L’on se souvient que le Président de l’Union des Forces Démocratiques de Guinée y avait conféré avec près d’une quarantaine d’agents administratifs, tous s’occupant des dossiers de demande d’asile de nos compatriotes. C’est donc à l’issue de cette rencontre, qui avait permis aux fonctionnaires d’écouter et de comprendre la situation d’oppression que fuient nos frères et sœurs que certains de nos concitoyens viennent d’être libérés, alors que les autorités belges s’apprêtaient à les reconduire vers la Guinée.

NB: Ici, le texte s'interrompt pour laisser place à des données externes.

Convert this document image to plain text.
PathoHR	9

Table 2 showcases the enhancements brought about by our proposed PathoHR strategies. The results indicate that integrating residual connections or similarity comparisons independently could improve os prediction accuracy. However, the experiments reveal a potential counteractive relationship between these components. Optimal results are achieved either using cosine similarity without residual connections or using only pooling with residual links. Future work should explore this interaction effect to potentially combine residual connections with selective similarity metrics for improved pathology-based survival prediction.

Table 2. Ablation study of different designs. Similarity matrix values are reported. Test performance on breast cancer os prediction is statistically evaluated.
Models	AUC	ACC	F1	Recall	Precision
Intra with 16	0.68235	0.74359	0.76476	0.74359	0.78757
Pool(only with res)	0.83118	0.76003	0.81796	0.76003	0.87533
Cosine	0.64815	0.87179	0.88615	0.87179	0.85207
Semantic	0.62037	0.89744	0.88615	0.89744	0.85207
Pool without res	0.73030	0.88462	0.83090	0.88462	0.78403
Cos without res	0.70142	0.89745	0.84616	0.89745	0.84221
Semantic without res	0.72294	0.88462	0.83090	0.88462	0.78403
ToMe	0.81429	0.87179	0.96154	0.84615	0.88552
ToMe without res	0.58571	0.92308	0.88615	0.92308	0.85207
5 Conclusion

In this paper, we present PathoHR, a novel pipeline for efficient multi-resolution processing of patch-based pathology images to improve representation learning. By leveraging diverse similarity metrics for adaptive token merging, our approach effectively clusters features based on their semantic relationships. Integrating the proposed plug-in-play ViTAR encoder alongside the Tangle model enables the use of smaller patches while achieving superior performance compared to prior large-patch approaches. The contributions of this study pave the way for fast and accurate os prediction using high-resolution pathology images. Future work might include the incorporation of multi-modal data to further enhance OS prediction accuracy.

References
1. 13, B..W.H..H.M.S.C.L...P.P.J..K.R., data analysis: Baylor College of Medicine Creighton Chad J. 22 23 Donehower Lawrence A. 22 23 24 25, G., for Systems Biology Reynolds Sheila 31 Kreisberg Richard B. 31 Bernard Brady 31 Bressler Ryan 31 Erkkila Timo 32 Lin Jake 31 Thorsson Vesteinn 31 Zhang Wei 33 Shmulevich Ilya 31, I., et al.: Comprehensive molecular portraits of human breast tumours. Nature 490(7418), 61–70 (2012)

Leurs avocats se sont saisis de la pertinence et de la crédibilité des informations du chef de file de l’opposition guinéenne pour plaider leur sort de nouveau, éliminant de facto la menace d’extradition. En liberté depuis quelques jours, ils se disent reconnaissant envers Cellou Dalein Diallo dont la démarche a permis de rectifier certains mensonges en leur garantissant une immédiate mise en liberté.

C’est avec une fierté juste que Thierno Moussa Bah (ressortissant Guinéo-Belge organisateur de la rencontre entre le Président et les fonctionnaires de l’Office d’Immigration) concède l’opportunité de la démarche, se félicite et félicite le Président de l’UFDG pour ce résultat promptement obtenu.

Avec cette issue heureuse, la preuve est faite, une fois de plus, que Cellou n’a pas besoin d’attendre d’être Président pour être utile à ses compatriotes. Corneille disait quoi déjà ? Aux âmes bien nées la valeur n’attend point le nombre d’années ? Nous renchérissons : Au leader bien à l’écoute de ses mandants, l’utilité n’attend point le nombre de mandats.